Gold Flora Corp. (CBOE: GRAM) (OTCQB: GRAM) is also obviously floundering, with $18.8 million in losses for the most recent quarter, and a lawsuit from one of its vendors was filed on Nov. 1 alleging that the business has not paid its debts to partners in the California cannabis supply chain.
Gold Flora’s CFO, Marshall Minor, also revealed during the company’s earnings call last week that the business had initiated a 10% payroll reduction to help cut costs.
Despite all of those headwinds, CEO Laurie Holcomb insisted in last week’s earnings call that it’s planning more expansion, particularly with its new branded line of cannabis products, dubbed Gramlin.

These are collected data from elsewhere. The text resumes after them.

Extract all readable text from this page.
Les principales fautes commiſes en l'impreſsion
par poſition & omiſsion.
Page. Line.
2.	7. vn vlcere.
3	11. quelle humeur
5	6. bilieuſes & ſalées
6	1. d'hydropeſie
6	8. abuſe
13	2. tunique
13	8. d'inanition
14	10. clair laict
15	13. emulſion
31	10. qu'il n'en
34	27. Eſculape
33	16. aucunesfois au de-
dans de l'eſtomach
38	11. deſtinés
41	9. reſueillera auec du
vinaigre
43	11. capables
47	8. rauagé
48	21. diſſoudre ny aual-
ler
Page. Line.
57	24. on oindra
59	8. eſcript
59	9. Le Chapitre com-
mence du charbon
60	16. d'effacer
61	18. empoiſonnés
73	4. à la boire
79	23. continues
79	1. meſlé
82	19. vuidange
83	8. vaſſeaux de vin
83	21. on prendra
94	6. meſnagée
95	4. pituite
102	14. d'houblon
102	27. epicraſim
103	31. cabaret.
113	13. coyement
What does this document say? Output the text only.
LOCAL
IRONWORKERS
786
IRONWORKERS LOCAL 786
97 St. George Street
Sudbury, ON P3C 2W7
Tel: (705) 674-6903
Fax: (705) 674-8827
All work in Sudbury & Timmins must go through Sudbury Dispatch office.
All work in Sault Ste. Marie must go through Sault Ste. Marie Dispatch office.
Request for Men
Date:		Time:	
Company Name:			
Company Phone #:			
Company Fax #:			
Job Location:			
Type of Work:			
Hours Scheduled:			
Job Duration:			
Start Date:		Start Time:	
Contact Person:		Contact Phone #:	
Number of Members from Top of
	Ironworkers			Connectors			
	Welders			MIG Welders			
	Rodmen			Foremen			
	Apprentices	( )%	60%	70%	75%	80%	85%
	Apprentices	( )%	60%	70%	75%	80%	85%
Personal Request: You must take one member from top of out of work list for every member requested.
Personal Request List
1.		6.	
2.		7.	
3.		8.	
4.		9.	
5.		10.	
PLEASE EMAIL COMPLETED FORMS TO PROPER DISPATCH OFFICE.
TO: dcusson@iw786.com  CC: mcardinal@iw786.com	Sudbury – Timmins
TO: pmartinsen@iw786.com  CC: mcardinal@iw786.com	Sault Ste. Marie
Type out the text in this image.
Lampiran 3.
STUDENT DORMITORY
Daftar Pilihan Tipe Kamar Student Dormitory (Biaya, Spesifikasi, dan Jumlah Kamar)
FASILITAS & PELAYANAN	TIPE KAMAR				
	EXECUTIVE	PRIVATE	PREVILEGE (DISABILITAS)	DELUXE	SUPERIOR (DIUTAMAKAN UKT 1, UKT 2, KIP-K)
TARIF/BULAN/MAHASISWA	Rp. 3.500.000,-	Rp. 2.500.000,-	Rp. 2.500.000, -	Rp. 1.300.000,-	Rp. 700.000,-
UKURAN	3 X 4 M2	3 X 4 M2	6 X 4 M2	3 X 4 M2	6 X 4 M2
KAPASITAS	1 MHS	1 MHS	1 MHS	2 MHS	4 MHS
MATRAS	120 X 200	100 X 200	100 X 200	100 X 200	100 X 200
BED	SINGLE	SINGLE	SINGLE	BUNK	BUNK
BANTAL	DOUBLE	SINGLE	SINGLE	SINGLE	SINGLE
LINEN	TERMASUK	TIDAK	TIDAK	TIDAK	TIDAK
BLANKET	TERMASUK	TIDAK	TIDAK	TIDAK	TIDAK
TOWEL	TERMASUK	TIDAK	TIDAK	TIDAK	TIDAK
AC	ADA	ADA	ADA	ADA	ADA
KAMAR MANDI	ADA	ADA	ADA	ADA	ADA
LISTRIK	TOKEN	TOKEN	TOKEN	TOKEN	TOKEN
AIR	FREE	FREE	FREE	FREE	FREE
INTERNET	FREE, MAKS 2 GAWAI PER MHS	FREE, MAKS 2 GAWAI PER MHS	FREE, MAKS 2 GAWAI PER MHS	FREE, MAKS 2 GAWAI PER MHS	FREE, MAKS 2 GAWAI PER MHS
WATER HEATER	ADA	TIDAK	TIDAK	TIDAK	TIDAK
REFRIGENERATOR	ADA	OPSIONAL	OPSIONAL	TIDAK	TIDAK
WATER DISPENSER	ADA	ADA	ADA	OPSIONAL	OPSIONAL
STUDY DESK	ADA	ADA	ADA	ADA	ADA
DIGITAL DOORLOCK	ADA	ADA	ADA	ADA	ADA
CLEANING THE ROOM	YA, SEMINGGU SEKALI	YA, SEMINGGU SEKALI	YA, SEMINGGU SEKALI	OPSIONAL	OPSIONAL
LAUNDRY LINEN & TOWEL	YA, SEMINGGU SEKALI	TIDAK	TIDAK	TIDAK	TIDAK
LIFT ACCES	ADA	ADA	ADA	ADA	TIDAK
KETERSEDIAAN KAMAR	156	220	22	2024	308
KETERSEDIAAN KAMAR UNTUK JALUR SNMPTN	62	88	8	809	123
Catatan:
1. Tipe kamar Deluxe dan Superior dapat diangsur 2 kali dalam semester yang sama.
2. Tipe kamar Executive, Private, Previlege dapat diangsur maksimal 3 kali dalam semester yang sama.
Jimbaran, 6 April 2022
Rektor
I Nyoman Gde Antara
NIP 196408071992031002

“Thanks to our scale and infrastructure, we’re able to offer its premium indoor grown products at a price point that few competitors can match, meeting the demand for quality, consistency and safety while maintaining strong value,” Holcomb said. “Our vertical integration makes this all possible and to support this growth further and also the expansion of Gramlin.”
Holcomb’s optimism may partially stem from the fact that the company is also among the publicly traded cannabis businesses that filed amended federal tax returns with the Internal Revenue Service to claim exemption from the 280E tax provision, which has in the past barred cannabis companies from claiming standard business tax deductions.
The strategy, which has adopted by several other multistate operators such as Trulieve Cannabis Corp. and Glass House Brands, is expected to net Gold Flora “somewhere between $10 million to $14 million of potential refunds” in the near future from the IRS, Holcomb said on the earnings call.
With the company’s bottom line full of red ink, that cash injection will probably be a godsend. But whether it’ll be enough to course-correct back into profitability remains to be seen.